Power Shift in Healthcare: Docs, Deals & Disruption 💥

👨‍⚕️ Oregon says “Not today, PE!” 🛑 PA cracks down on shady hospital takeovers 🏥 and Amazon hits reset on its health empire. 📦

Corporate Grip Loses Ground: Oregon Bars 🚫 PE Control of Doctors

Oregon’s SB 951 bans non-clinician control of physician practices, closing loopholes that allowed private equity and corporate entities to dictate clinical decisions. This law mandates licensed providers hold decision-making authority over operations, billing, staffing, diagnostics, and contract negotiations, while phasing in non-compete and gag clause prohibitions over three years.

Key Points
  • SB 951 prohibits corporate control of clinical practices. Only licensed providers may oversee staffing, billing, pricing, payer contracts, diagnostics, and clinical decisions, with enforcement beginning in three years.
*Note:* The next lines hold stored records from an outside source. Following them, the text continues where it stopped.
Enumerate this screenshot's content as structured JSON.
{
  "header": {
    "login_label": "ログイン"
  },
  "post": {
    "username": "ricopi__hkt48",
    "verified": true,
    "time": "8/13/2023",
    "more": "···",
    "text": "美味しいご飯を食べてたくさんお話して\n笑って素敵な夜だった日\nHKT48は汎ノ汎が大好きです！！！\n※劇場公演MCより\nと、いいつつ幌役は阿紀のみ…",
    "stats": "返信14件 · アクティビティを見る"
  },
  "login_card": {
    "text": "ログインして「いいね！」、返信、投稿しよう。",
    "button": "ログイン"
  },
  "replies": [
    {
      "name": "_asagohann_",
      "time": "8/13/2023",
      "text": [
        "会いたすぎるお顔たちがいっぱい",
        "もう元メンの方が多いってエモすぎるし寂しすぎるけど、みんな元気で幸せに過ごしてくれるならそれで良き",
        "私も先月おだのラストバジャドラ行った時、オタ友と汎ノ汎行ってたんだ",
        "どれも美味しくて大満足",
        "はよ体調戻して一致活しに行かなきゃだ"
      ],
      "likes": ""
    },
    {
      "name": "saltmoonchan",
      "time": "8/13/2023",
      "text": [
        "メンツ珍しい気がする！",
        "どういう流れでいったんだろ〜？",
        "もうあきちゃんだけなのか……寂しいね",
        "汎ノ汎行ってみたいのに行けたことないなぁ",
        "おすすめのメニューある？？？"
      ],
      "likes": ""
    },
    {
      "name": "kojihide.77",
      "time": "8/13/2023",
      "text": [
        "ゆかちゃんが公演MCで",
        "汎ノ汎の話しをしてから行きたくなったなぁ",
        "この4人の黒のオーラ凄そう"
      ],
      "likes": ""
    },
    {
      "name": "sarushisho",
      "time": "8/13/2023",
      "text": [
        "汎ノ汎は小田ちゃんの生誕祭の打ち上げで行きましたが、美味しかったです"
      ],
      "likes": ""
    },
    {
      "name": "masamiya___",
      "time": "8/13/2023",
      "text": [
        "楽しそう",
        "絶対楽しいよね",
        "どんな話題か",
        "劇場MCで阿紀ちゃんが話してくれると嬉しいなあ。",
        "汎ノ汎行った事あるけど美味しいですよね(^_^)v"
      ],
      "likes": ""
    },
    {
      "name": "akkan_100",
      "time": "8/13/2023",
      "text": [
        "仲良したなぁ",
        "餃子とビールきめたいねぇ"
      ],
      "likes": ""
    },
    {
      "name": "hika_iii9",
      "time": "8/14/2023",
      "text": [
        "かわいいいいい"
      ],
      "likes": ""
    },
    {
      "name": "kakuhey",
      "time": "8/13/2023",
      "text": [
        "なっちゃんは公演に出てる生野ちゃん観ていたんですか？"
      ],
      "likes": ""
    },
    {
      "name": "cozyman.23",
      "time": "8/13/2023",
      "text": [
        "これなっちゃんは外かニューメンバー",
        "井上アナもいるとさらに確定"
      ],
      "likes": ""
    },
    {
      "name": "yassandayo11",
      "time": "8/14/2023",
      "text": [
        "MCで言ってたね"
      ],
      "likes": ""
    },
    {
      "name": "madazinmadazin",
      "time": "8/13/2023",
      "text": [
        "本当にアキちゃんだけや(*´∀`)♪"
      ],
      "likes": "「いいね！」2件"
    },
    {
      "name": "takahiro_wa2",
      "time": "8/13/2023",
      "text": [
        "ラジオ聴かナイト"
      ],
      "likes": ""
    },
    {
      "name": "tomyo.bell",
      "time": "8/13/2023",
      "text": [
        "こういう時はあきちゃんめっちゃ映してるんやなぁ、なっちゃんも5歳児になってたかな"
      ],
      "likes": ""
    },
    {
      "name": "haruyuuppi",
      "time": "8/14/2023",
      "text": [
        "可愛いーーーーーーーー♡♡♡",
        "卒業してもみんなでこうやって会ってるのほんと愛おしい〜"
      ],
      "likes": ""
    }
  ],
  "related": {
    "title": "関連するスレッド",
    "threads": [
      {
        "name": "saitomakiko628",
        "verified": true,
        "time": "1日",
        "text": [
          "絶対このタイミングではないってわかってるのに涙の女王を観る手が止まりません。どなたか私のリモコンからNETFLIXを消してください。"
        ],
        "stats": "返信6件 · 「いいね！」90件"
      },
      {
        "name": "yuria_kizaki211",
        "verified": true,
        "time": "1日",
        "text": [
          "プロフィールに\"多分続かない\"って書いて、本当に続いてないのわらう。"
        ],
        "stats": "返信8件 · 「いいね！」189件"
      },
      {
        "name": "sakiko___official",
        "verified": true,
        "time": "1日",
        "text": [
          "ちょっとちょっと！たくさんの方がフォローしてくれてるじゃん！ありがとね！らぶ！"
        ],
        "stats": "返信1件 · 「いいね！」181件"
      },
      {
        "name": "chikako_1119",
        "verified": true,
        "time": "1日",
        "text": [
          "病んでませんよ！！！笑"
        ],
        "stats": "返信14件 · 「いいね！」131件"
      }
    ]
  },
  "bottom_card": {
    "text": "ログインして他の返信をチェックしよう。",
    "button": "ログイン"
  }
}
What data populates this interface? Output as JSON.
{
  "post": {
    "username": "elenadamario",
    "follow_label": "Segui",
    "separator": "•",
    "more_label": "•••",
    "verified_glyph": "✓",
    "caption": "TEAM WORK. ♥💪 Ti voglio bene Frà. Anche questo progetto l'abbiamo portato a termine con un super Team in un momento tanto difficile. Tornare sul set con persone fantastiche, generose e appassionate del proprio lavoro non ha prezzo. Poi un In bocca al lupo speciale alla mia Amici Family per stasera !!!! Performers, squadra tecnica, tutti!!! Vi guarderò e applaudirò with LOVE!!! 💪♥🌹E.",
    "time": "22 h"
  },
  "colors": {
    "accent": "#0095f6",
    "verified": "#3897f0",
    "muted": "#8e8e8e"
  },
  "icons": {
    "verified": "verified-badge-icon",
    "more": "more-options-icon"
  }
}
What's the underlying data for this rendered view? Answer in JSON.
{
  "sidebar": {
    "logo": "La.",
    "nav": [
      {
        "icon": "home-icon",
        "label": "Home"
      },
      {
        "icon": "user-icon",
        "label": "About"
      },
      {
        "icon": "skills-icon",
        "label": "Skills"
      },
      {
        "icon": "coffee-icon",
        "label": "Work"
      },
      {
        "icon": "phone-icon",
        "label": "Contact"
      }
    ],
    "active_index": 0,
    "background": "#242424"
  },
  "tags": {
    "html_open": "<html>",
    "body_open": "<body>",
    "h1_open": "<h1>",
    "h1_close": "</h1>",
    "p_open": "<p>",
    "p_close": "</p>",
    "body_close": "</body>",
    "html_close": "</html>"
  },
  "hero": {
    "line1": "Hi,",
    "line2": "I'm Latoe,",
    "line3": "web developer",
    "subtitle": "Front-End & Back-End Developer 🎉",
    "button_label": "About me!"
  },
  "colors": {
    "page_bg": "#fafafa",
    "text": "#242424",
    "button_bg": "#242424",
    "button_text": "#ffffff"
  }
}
  • The law expands Oregon’s CPOM rules by banning non-compete and gag clauses, aiming to curb private equity and Optum-style control that undermines physician independence.

  • Optum’s 2024 takeover of Corvallis Clinic, following a cash crisis caused by its parent company has led to doctor departures, cutbacks in services, and limited access for Medicaid patients.

  • Despite carve-outs for hospitals, telehealth, and behavioral health, SB 951 includes private enforcement rights and reflects a growing national trend toward regulating PBMs, hospital mergers, and pricing practices.

Why It Matters

This law marks a strategic break from Wall Street-driven healthcare, reasserting clinician autonomy and potentially sowing the seeds for a more ethical, patient-centered system. Its passage could trigger similar action in other states facing growing concerns over corporate consolidation.

Takeaway

Healthcare organizations in other states should closely watch Oregon’s approach as a potential model for restoring clinical autonomy. The law signals a shift toward rebalancing power away from financiers and back to licensed providers, with implications for compliance structures, ownership models, and long-term care delivery strategy.